In a recent article by Sarah Willersdorf and Robbin Mitchell, at Business of fashion (BOF) look at 'Consumers’ mixed signals on sustainability and how those pose tough but surmountable obstacles for fashion brands'
Image: Unsplash / Sebastian Unrau
Consumer demand for sustainability is at an all-time high and isn’t going anywhere anytime soon. A recent survey of American consumers by Boston Consulting Group found that 75 percent view sustainability as “important” or “very important” with more than one-third reporting they have at some point switched from their preferred brand to a more environmentally friendly alternative. And far from diminishing amid the pandemic, environmental concern is actually on the rise. Seventy percent of respondents are now more aware that our climate is affected by human activity than they were before the crisis began.
But if shoppers are increasingly cognisant of the ecological costs of their purchases, rising to the challenge is easier said than done for the brands targeting them.
Despite growing consumer demand for sustainable goods, it’s not always clear what consumers are actually demanding. Sustainability remains a nebulous concept that means different things to different people and continues to shift as a priority over time. Many consumers struggle to identify what makes a brand or product sustainable to begin with. Some are unwilling to pay a higher price.

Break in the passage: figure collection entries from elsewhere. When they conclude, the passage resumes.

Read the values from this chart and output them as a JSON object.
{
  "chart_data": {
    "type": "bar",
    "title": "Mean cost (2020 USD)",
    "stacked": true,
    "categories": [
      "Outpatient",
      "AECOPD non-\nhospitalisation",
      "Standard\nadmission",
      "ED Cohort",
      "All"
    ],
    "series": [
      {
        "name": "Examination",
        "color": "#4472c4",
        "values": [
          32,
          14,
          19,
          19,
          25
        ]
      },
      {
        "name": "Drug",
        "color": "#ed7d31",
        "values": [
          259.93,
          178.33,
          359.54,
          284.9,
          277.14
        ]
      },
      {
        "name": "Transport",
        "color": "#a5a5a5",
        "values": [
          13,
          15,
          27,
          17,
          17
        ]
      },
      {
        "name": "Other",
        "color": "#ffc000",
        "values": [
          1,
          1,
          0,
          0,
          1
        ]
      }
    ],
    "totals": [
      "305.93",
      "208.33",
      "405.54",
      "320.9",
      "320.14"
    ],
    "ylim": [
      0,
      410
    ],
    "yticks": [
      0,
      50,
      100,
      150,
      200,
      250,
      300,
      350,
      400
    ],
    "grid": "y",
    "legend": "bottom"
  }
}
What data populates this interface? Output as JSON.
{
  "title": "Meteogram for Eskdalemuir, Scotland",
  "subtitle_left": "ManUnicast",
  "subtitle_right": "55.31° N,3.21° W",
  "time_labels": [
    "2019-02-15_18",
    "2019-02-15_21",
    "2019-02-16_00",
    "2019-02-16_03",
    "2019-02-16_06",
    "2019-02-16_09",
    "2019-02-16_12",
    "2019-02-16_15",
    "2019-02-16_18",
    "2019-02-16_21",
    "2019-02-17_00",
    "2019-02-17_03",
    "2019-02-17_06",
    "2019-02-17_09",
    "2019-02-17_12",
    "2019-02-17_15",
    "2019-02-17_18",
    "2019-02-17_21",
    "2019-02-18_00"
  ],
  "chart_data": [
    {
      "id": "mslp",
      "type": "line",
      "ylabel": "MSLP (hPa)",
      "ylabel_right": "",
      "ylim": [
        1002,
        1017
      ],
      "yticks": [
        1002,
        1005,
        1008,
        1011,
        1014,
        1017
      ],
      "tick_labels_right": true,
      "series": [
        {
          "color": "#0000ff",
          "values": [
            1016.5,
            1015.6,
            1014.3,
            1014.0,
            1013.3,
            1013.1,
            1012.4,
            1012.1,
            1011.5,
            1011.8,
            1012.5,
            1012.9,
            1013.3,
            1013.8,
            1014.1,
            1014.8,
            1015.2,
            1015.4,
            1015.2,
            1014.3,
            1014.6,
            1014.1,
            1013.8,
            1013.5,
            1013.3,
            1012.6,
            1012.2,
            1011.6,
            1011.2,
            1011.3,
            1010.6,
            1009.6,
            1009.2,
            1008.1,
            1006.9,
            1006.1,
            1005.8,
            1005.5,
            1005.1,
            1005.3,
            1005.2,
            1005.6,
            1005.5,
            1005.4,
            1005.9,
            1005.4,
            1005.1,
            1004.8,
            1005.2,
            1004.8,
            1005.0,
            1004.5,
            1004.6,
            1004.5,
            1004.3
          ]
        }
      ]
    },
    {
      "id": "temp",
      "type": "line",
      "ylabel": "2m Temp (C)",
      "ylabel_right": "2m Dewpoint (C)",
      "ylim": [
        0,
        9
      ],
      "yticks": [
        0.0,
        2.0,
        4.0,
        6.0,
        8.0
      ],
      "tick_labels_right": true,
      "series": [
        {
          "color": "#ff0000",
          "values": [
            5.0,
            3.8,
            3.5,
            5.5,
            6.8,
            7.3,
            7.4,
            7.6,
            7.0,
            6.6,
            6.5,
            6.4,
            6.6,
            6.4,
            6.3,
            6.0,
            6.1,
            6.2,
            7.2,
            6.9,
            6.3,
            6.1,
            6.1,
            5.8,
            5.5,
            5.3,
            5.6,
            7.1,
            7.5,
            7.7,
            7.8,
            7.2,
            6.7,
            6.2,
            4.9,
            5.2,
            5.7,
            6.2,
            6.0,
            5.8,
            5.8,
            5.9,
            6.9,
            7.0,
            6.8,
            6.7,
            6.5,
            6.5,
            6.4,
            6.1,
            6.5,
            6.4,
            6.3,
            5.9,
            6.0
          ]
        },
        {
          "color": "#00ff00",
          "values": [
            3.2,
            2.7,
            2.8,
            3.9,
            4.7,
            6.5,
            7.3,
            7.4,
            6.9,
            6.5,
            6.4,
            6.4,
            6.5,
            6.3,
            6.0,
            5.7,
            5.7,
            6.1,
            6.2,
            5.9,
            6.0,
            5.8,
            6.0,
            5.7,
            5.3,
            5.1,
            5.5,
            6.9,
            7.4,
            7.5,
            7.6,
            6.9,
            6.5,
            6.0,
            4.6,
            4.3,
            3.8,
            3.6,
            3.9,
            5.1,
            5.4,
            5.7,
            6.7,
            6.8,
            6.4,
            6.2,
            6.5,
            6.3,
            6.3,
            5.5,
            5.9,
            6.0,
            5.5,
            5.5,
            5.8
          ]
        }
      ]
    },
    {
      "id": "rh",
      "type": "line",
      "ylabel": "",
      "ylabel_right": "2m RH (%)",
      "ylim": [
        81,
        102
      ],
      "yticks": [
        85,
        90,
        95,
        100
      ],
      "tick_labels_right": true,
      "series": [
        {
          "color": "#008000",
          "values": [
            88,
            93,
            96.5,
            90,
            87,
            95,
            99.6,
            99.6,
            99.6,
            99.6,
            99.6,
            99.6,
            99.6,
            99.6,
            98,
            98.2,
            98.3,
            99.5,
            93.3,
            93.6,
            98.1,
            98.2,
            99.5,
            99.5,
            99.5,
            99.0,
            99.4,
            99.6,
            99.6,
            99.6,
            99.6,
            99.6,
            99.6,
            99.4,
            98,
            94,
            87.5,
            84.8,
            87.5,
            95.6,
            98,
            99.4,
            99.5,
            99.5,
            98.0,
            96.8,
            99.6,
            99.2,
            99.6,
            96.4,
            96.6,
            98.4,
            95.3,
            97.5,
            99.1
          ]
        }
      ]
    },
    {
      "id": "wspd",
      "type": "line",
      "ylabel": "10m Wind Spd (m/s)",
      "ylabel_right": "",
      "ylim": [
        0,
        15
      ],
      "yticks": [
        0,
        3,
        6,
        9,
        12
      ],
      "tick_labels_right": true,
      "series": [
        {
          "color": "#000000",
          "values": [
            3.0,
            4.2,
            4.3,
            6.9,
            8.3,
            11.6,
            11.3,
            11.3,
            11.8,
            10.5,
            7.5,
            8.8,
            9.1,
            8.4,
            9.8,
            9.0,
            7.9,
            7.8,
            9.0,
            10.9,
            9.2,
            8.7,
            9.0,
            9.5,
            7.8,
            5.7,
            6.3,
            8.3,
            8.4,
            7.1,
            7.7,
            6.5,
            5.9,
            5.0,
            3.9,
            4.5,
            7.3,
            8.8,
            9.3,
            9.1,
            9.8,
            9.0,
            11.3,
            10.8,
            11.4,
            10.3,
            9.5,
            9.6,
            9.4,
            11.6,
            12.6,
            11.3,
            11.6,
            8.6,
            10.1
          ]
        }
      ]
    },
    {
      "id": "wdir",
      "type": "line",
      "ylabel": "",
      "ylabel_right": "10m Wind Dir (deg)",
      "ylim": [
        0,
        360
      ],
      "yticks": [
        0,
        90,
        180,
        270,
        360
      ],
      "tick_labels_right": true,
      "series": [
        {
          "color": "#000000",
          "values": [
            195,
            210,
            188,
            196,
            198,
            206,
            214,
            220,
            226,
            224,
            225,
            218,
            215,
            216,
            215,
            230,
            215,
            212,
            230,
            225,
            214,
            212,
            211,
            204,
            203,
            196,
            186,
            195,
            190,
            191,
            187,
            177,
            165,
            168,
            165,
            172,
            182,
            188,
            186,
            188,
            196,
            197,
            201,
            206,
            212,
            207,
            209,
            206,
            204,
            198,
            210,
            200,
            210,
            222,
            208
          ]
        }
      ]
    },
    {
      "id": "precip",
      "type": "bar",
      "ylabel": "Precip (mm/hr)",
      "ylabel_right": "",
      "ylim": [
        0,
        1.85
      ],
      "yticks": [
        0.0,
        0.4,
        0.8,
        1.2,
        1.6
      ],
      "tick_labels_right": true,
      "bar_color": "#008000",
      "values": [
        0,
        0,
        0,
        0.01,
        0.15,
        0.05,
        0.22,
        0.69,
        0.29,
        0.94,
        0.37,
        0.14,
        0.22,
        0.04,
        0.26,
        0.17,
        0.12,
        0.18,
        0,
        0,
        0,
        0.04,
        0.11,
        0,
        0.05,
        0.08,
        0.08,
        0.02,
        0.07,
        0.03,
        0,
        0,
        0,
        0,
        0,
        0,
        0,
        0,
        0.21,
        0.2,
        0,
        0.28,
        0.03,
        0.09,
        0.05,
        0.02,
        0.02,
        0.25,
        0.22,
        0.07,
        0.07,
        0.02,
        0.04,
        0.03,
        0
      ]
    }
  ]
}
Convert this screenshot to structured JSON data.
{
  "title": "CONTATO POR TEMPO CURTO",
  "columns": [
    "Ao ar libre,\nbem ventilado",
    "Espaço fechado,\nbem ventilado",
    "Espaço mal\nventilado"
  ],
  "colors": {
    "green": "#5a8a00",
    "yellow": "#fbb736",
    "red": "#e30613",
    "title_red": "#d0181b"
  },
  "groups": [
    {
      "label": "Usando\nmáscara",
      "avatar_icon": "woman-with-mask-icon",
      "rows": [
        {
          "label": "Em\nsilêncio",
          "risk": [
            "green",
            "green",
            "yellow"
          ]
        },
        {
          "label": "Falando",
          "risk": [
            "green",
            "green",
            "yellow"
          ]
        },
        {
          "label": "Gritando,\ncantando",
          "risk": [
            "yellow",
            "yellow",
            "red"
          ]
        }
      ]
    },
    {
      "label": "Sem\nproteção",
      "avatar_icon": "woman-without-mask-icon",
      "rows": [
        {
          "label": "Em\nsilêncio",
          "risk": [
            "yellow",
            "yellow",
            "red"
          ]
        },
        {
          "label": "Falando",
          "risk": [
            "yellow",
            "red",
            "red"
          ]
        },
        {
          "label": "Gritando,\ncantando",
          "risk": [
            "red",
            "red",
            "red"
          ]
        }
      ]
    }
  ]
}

"Sustainability matters to consumers, but not at a premium."
Fashion companies have their work cut out for them. They must address an increasing (albeit uneven) demand for sustainability, while also delivering products their customers want to buy. In order to be successful, brands will have to better understand what matters most to consumers, and just as importantly, empower and incentivise them to shop sustainably.
What Is Sustainability Anyway?
This is a seemingly simple but rather complex question whose answer lies in the eyes of the consumer, whose own interpretation might differ from her peers and will likely evolve over time.
Mounting fears of global warming — and, more recently, the pandemic — are contributing to the growing demand for sustainable products. For example, the past few years have brought an increased public interest in water conservation and climate impact. These concerns now receive as much attention as recycling and waste reduction, long-time hallmarks in the broader conversation on safeguarding the environment.
And though consumers worldwide most commonly define sustainability in terms of materials usage and production processes, from there, the disparity in their views is striking. Definitions vary across product categories and market segments, particularly by age and nationality.